Government building in Hyderabad, India

Telangana State Guesthouse, formerly residential part of Chief Minister's Camp Office, is a state guest house of the State Government of Telangana, India. The camp office's office is converted to the Office of the Inspector General (security). The building is now part of Praja Bhavan, the official residence of the Chief Minister of Telangana. It is located in Greenlands circle, Begumpet.

==History==
It was formerly the official residence of the Chief Minister of Telangana and before bifurcation the official residence of Chief Minister of Andhra Pradesh (United). The camp office was built in 2004 after the Congress party came into power as the official residence of the Chief Minister of Andhra Pradesh. The first Chief Minister to move in was Y. S. Rajasekhara Reddy in 2005 and stayed in it for five years, until his death in 2009.

==The Camp Office==
The CM Camp Office has office and residence on the two-storied premises. The land area is over 2 acre with a built up area of 25,500 Square foot. It has roads on both east and north directions. It was built as per Vaastu principles.

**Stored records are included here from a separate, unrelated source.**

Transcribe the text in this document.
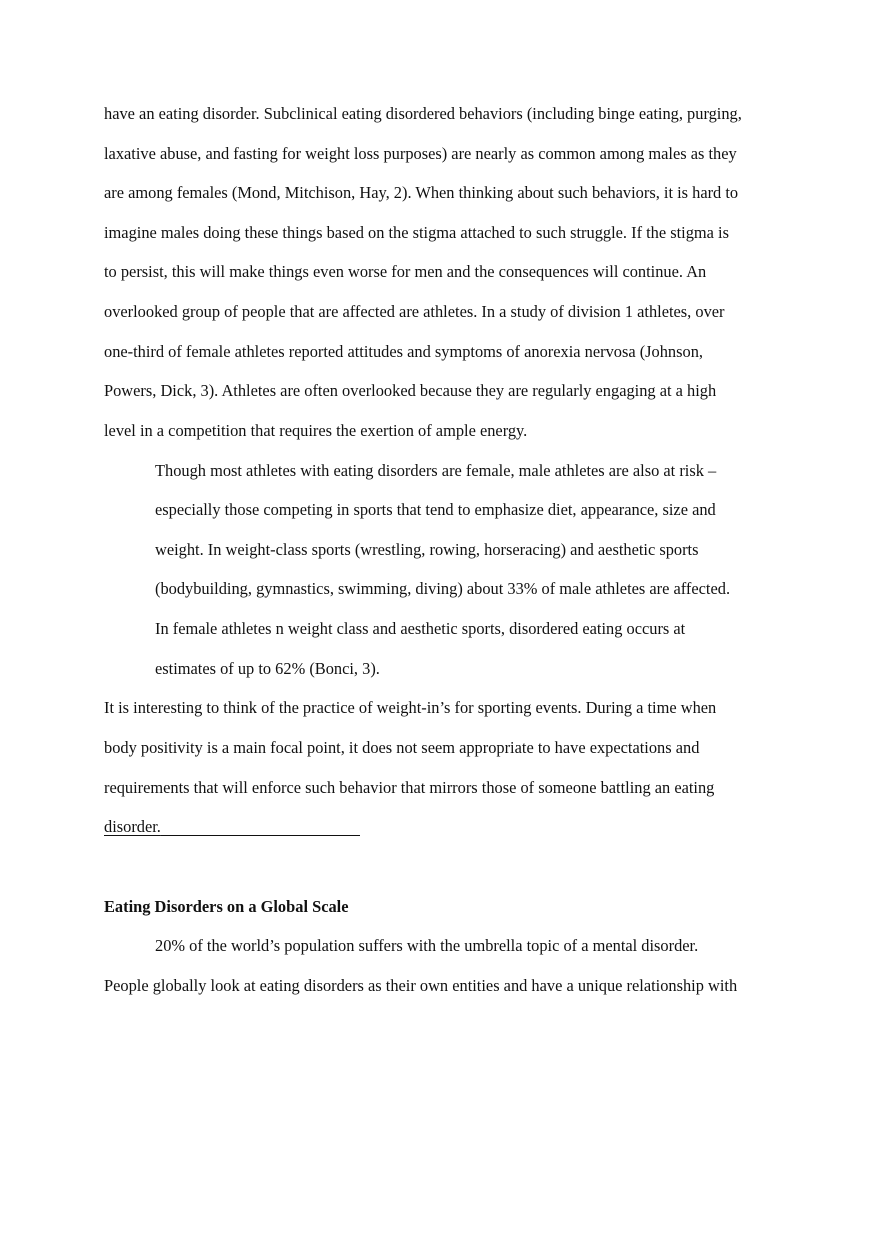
have an eating disorder. Subclinical eating disordered behaviors (including binge eating, purging,
laxative abuse, and fasting for weight loss purposes) are nearly as common among males as they
are among females (Mond, Mitchison, Hay, 2). When thinking about such behaviors, it is hard to
imagine males doing these things based on the stigma attached to such struggle. If the stigma is
to persist, this will make things even worse for men and the consequences will continue. An
overlooked group of people that are affected are athletes. In a study of division 1 athletes, over
one-third of female athletes reported attitudes and symptoms of anorexia nervosa (Johnson,
Powers, Dick, 3). Athletes are often overlooked because they are regularly engaging at a high
level in a competition that requires the exertion of ample energy.
Though most athletes with eating disorders are female, male athletes are also at risk –
especially those competing in sports that tend to emphasize diet, appearance, size and
weight. In weight-class sports (wrestling, rowing, horseracing) and aesthetic sports
(bodybuilding, gymnastics, swimming, diving) about 33% of male athletes are affected.
In female athletes n weight class and aesthetic sports, disordered eating occurs at
estimates of up to 62% (Bonci, 3).
It is interesting to think of the practice of weight-in’s for sporting events. During a time when
body positivity is a main focal point, it does not seem appropriate to have expectations and
requirements that will enforce such behavior that mirrors those of someone battling an eating
disorder.
Eating Disorders on a Global Scale
20% of the world’s population suffers with the umbrella topic of a mental disorder.
People globally look at eating disorders as their own entities and have a unique relationship with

A theater was built on the premises in 2007 at a cost of ₹1.15 crore, 2500 sqft and has state of the art recording and online editing equipment.

==Chief Ministers in residence==
- Y. S. Rajasekhara Reddy – 2005–2009
- Konijeti Rosiah after sworn in as Chief Minister, never resided but used as office
- Nallari Kiran Kumar Reddy – 2010–2014.
- Kalvakuntla Chandrashekar Rao – June 2014 – November 2016

==Post bifurcation==
Following the creation of the state of Telangana, the Camp Office became the residence of the Chief Minister of Telangana, with the Chief Minister of the residual Andhra Pradesh taking up residence at the Lakeview Guest House.

- K Chandrashekhar Rao – 22 June 2014 – 2015

==Present==
Presently it is used as a guest house by the Chief Minister of Telangana.